A wonderful thought provoking panel by Eric Stanley, Dean Spade, Ralowe Ampu, and Vikki Law on Gender and the Prison Industrial Complex.

amazing

(if I go to grad school, can I become Dean Spade?)

(via crunkfeministcollective)

So this happened…

So this happened…

Oooh, the Baltimore Sun (the city’s major newspaper, which didn’t suck once upon a time) published my most recent blog.  I respond to the media smear campaign against #occupybaltimore, and discuss the actual gender issues at play on site.

This is not a very good blog, but I wrote it in a huff after the GA yesterday and didn’t have time to edit.

Today, I had an awesome opportunity.  I was interviewed by WBAL, a Baltimore news station, as a voice of the #occupywhatever movement.  Fellow media teamer Spencer decided that I would be a good candidate, based on my blog yesterday. 

I did not say, “I feel that we’ve reached a critical juncture, and we must act now in order to keep our momentum going.”  I did not say, “People need to look around and realize that our current system is not working, and let the government know that keeping it the same is not an option.  If all we’re doing is sitting in the park, it’s still an option.”

I did talk with my hands a lot, and bounce back and forth.  I did say, “If I weren’t here tonight, I would be at home, sitting in my room – the same room I lived in when I was in high school – and, like, reading.”

I said a few other things that were hopefully more relevant and less stupid, and I hope those are the ones that make it on the air.  I know it was better that WBAL get the basics of the occupation rather than an articulate insider critique.  Still, I know that more people will see that broadcast than will ever read this blog, and I can’t help but feel disappointed that I awkwardified my chance to speak for the 99%.

Stay tuned for a critical, articulate blog after the General Assembly.

My personal take on the birth of the #occupy movement in Baltimore.  Hopefully I will blog again tonight about the progress that has/not been made.

Charm City SlutWalk stirs the melting pot, which is incidentally unplugged.

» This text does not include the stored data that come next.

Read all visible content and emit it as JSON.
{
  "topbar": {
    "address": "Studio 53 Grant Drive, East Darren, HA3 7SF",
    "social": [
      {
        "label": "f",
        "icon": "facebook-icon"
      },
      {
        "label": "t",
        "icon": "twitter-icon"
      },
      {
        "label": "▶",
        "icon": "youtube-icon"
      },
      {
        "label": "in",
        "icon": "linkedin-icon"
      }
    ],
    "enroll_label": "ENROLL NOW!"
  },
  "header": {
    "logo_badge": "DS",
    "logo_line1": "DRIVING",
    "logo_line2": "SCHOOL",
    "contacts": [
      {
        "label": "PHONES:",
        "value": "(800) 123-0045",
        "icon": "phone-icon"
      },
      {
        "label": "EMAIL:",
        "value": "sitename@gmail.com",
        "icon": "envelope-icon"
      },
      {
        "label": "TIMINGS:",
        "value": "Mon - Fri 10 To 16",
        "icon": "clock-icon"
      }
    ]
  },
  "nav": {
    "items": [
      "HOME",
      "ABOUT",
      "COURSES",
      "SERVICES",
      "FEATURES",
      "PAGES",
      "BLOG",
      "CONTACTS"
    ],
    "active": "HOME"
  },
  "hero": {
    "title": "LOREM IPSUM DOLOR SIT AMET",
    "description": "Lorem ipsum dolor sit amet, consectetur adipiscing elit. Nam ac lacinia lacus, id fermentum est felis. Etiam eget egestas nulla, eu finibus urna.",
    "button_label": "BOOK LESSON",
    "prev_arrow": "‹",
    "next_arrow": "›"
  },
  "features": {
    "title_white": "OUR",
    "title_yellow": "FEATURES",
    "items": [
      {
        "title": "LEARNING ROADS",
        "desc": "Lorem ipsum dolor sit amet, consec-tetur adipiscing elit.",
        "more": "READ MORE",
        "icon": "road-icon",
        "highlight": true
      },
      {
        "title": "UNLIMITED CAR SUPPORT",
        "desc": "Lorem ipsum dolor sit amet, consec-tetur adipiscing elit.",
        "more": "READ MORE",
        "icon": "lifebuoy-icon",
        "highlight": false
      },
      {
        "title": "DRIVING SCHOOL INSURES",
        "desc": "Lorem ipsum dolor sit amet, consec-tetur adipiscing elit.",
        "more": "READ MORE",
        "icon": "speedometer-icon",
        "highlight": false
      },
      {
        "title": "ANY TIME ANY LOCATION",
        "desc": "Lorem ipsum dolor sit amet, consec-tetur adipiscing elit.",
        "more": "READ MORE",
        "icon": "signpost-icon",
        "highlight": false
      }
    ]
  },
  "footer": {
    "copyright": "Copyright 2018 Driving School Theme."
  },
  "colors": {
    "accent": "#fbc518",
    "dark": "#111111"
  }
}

Check out this article I wrote on SlutWalk Bmore!  My goal was relatively unbiased, across-the-board coverage of SlutWalk (locally and internationally) and the race and gender politics surrounding it.  At last Saturday’s march, I bravely clutched my borrowed digital recorder and accosted people as they attempted to protest.  Everyone agreed that rape culture had to go, but that was about it.

Things I did not write in the article:

- GOD DAMN, did it feel good to shout about something I believe in!  And shout we did.  The night before, I tossed and turned with vision of awkwardness (seriously) dancing in my head.  I was sure that the turnout would be low, that people would try to start chants and fail, and that bystanders would sneer.  Instead, I convinced several people to join the march, and experienced the rare exhilaration of mass unity.

- I was so busy interviewing people during our stroll down The Block that I don’t know what to believe.  Some people said the sex workers came out and chanted empowerment slogans with us, some people said they looked askance at our gaudy display of privilege and ignorance.  I’m sure it was both, but I feel like a prize fool for not witnessing it firsthand.

- Never Have I Ever was uncomfortable.  I enjoy that game, just as I enjoy drinking and sleeping around, and I don’t care who knows it.  However, I could tell that some of the people in that crowd felt differently.  Sex positivity is the future, and Lucé Tomlin-Brenner is hilarious and super cool.  But making people divulge personal information if they didn’t want to stand out wasn’t a good idea, especially with so many survivors of sexual assault present.

- The racial composition of the march was pretty depressing, but honestly, it was a little better than I expected. 

- My own feelings about the word ‘slut’ are pretty mixed.  As much as I would like to reclaim it, I want to defer to the people who continue to be hurt by it, because clearly it matters more to them.  (I did some flyering for SlutWalk Bmore in Towson and Mount Vernon, and I sometimes felt uncomfortable saying the event’s name in front of children or while alone with large men.  Almost no one had a problem with it.  The worst were the coffee shop liberals, who always felt the need to snidely inform me, “I know what SlutWalk is.”)

- Did anyone consider SkankWank as a titular alternative?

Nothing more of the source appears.